いやー、丸の内ピカデリー系(1・2・3)は『ヤッターマン』以外ボロボロですね。コケたら『おくりびと』のデスマーチはいつまで続くんでしょうか?

ザ・バンク -墜ちた巨像-:★★★
公開した時期が悪すぎた。何しろサブプライムローン問題に端を発した世界恐慌で銀行(と証券会社)がいかに地味でデタラメなことをやっていたのかが世界中に知れ渡ってしまったので、この映画のように銀行が「映画的に」わかりやすい悪事(要人暗殺、武器の密売、マネーロンダリングetc)に手を染めている作品というのはリアリティを失ってしまったような気がしまいます。例えば『ジェイソン・ボーン』シリーズが生まれた後のスパイ映画のリアリズムの問題なんかと同じ構造ですね。インターポールに逮捕権がないというのは勉強になりました。あと美術館での銃撃シーンはスタイリッシュでいいです(スコアも監督が手掛けてるという珍しいパターン)。しかしクライヴ・オーウェンは住所不定な仕事が続くなぁ(そこがワイルドで好きなんだが)。


トワイライト -初恋-:★★☆
これがアメリカの「スイーツ(笑)」層のお花畑思考の具現化なわけなのね。不慣れな土地で周囲との関係に違和感を持っているところに白馬の王子様が現れてくれるけど、彼とは結ばれてはならない哀しい運命があるの、と。白馬の王子様であるところの吸血鬼が主人公の血を吸いたいけど我慢する、というのはあからさまな性衝動の抑制のメタファーでしょう。セックスのないプラトニックで美しい純愛を吸血の抑制で表現しているとしたら、「動物を食べるから僕らはベジタリアンさ」というセリフは「オナニーしてるからセックス我慢できるよ」ってことか(爆)。この辺の禁欲的恋愛は、『アメリカ人の半分はニューヨークの位置を知らない』でもふれられていた「シルバーリング運動」を思わせます。

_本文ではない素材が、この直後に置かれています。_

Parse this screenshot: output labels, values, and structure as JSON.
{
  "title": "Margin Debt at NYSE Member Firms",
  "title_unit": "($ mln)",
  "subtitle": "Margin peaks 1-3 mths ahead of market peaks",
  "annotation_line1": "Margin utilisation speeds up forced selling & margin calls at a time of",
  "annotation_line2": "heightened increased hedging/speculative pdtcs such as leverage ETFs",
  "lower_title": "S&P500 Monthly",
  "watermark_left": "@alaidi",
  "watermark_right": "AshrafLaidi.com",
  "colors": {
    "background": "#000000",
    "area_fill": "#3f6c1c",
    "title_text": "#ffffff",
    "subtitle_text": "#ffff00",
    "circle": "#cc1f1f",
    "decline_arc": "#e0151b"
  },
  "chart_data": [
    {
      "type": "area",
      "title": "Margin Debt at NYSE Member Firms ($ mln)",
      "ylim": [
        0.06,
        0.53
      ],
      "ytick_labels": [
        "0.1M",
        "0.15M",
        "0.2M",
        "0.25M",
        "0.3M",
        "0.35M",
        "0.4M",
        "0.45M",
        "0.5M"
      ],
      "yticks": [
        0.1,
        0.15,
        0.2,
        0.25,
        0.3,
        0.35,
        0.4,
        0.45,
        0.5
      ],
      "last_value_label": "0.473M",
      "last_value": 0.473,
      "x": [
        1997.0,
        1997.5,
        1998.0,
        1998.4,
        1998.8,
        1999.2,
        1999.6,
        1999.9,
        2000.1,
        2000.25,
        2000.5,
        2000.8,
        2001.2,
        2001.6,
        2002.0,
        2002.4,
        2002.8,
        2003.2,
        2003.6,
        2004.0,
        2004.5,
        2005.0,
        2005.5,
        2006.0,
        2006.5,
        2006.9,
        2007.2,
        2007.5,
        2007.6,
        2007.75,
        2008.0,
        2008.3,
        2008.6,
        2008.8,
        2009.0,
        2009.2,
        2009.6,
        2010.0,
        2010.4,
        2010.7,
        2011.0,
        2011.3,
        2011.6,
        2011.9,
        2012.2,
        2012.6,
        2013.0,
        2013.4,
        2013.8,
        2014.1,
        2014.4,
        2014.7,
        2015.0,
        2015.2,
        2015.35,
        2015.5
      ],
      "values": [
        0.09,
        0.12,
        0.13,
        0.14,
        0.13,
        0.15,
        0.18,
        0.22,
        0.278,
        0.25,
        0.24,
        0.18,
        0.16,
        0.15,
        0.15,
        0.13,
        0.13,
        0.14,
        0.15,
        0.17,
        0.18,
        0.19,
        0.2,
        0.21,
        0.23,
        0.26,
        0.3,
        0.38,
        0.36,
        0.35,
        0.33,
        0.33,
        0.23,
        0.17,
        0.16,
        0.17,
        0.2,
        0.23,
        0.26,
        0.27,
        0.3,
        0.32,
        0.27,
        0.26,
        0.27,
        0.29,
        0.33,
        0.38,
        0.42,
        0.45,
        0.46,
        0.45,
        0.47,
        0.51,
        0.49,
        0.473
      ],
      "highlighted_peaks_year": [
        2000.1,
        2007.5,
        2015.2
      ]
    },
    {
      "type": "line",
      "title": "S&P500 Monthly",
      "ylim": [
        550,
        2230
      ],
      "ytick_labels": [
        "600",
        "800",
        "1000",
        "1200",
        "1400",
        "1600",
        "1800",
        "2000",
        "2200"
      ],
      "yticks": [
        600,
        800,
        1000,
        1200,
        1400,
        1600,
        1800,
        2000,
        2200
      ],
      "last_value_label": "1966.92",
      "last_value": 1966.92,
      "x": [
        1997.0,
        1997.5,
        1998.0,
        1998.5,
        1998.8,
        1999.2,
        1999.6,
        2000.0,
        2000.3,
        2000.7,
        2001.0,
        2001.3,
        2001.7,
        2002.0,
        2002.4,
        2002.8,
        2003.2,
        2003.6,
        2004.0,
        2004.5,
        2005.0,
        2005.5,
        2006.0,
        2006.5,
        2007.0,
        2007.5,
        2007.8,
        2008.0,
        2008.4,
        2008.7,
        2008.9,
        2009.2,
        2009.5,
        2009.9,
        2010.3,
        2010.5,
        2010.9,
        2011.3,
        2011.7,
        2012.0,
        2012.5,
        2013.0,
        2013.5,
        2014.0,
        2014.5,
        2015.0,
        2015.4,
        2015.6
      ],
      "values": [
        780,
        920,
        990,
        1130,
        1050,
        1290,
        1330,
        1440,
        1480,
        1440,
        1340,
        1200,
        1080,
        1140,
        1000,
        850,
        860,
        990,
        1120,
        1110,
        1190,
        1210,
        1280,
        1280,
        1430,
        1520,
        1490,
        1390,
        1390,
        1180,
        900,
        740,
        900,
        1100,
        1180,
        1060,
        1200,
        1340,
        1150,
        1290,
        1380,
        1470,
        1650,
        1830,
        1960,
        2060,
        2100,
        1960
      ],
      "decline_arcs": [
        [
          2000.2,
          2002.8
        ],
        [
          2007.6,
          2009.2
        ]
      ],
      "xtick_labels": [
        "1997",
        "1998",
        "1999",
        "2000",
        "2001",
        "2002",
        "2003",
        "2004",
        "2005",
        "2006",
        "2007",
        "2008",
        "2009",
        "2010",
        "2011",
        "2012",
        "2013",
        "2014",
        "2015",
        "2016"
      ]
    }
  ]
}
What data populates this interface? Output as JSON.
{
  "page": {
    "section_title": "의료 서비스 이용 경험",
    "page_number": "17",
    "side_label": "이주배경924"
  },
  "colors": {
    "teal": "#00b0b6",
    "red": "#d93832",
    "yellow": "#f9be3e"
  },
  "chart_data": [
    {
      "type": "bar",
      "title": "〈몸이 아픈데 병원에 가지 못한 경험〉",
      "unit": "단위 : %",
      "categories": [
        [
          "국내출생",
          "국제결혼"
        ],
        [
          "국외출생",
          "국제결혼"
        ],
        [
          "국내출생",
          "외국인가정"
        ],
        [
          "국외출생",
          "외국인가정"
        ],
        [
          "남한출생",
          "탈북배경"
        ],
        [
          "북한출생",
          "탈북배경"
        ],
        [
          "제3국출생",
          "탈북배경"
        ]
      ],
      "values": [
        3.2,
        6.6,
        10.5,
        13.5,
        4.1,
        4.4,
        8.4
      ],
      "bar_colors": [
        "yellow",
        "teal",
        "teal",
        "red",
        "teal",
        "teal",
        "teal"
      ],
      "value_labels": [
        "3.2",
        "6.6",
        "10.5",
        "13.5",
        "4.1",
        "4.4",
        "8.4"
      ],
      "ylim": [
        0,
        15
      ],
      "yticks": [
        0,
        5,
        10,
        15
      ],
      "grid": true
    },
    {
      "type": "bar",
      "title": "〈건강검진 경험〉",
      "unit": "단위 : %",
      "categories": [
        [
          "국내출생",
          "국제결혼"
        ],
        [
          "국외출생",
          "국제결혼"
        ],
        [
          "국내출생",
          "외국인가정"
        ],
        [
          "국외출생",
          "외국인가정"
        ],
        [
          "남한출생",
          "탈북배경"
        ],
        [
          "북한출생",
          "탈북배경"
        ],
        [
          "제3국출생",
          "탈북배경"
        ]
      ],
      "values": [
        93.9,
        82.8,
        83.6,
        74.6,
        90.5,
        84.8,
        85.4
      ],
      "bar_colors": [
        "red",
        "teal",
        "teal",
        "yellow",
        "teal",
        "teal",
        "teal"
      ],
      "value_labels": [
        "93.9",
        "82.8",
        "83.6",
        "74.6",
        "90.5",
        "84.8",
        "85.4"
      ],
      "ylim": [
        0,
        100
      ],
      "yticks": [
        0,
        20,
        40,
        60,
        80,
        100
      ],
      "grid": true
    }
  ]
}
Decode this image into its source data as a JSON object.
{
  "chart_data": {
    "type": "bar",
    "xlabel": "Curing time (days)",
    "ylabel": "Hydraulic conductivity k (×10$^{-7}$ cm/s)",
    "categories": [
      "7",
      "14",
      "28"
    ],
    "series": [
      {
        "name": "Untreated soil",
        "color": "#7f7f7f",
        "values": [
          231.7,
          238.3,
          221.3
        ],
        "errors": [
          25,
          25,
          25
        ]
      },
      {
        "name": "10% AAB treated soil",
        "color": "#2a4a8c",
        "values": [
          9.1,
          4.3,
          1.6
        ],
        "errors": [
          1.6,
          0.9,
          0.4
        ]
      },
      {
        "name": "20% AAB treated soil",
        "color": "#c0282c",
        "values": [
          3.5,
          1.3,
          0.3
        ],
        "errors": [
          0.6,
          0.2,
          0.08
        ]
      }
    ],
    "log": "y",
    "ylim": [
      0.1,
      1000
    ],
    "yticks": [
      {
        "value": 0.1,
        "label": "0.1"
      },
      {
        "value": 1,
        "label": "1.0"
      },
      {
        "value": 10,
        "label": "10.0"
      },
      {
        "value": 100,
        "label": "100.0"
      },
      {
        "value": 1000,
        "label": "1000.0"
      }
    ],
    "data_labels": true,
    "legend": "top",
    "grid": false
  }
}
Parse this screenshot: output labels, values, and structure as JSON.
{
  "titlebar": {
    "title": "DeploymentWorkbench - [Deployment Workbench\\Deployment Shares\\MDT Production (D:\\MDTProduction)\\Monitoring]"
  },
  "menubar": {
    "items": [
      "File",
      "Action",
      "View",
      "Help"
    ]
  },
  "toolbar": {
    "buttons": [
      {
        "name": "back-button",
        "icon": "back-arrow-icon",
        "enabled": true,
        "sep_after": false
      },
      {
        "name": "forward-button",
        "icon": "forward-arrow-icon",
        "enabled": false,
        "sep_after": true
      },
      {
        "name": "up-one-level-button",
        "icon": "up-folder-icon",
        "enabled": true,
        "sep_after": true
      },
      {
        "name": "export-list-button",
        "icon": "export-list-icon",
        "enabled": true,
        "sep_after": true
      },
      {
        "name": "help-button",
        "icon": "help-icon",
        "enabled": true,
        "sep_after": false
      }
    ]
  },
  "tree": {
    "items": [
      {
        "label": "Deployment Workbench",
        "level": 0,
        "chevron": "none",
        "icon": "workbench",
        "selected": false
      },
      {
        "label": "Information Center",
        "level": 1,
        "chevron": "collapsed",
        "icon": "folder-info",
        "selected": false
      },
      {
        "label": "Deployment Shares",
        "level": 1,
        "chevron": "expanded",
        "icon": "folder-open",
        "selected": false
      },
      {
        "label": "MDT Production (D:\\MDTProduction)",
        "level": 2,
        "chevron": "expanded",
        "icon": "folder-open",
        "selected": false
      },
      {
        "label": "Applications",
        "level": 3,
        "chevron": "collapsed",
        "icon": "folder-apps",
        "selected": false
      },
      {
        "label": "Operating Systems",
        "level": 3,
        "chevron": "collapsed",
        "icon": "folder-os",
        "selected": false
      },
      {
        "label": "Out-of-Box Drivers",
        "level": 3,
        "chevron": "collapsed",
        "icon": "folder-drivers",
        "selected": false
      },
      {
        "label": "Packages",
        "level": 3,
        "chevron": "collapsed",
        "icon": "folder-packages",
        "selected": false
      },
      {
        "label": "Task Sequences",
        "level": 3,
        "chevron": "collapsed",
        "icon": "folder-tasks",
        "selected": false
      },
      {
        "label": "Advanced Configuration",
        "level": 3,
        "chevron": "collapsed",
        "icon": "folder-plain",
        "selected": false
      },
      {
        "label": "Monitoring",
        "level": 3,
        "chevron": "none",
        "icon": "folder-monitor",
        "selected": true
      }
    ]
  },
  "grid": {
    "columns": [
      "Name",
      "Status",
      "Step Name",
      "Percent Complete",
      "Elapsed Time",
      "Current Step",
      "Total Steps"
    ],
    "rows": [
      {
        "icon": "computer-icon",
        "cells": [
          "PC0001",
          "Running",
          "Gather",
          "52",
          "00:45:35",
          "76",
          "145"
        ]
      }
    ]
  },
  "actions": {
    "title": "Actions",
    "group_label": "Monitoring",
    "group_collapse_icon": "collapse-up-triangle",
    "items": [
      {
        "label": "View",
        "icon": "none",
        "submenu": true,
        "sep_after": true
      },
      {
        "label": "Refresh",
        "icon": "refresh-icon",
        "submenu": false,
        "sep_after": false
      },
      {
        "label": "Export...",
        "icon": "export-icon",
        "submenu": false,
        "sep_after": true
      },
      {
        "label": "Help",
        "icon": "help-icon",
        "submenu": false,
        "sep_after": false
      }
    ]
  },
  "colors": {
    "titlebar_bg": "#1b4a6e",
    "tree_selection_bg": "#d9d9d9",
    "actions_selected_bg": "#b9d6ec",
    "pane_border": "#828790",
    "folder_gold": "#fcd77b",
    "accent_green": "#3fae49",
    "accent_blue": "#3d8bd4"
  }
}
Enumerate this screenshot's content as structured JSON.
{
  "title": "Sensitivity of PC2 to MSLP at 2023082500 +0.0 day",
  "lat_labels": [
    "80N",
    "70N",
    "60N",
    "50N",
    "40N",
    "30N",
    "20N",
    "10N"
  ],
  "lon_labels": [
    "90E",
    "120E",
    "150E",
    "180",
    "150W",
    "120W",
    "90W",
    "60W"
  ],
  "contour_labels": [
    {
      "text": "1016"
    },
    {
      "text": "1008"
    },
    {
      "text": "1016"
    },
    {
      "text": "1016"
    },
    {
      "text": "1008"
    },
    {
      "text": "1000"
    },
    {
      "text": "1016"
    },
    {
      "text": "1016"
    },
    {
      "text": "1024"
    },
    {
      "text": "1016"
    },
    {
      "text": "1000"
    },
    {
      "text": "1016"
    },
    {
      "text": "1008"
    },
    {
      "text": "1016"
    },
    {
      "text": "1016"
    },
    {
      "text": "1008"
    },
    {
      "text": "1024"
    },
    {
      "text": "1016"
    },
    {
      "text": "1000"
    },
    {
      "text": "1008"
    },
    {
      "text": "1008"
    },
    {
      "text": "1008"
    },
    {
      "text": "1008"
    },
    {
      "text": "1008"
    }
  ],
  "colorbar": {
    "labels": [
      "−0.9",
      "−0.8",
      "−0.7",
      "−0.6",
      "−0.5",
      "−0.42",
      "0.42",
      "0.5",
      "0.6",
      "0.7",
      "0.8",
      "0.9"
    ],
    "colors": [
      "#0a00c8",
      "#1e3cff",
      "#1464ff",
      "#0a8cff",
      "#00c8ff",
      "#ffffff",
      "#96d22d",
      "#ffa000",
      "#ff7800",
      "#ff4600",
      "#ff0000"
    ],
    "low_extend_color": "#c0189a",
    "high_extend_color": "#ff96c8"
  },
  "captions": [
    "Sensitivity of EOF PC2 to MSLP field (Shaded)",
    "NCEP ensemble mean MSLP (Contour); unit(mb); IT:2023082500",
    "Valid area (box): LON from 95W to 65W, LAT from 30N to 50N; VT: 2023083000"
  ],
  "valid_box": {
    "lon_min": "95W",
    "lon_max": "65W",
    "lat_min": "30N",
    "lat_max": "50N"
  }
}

しかし何で白馬の王子様であるバンパイアはこの主人公の女の子にそこまで惚れるかね?その姿に説得力はないし、何かしらの伏線があってのことでもないし。もっとも「スイーツ(笑)」な娘さんにとっては平凡な女の子の方が自分自身を重ねやすいんだろうけど。
あ、でもね、次回作もちゃんと見ますよ。ダコタ・ファニングVer.2.0が出演するので。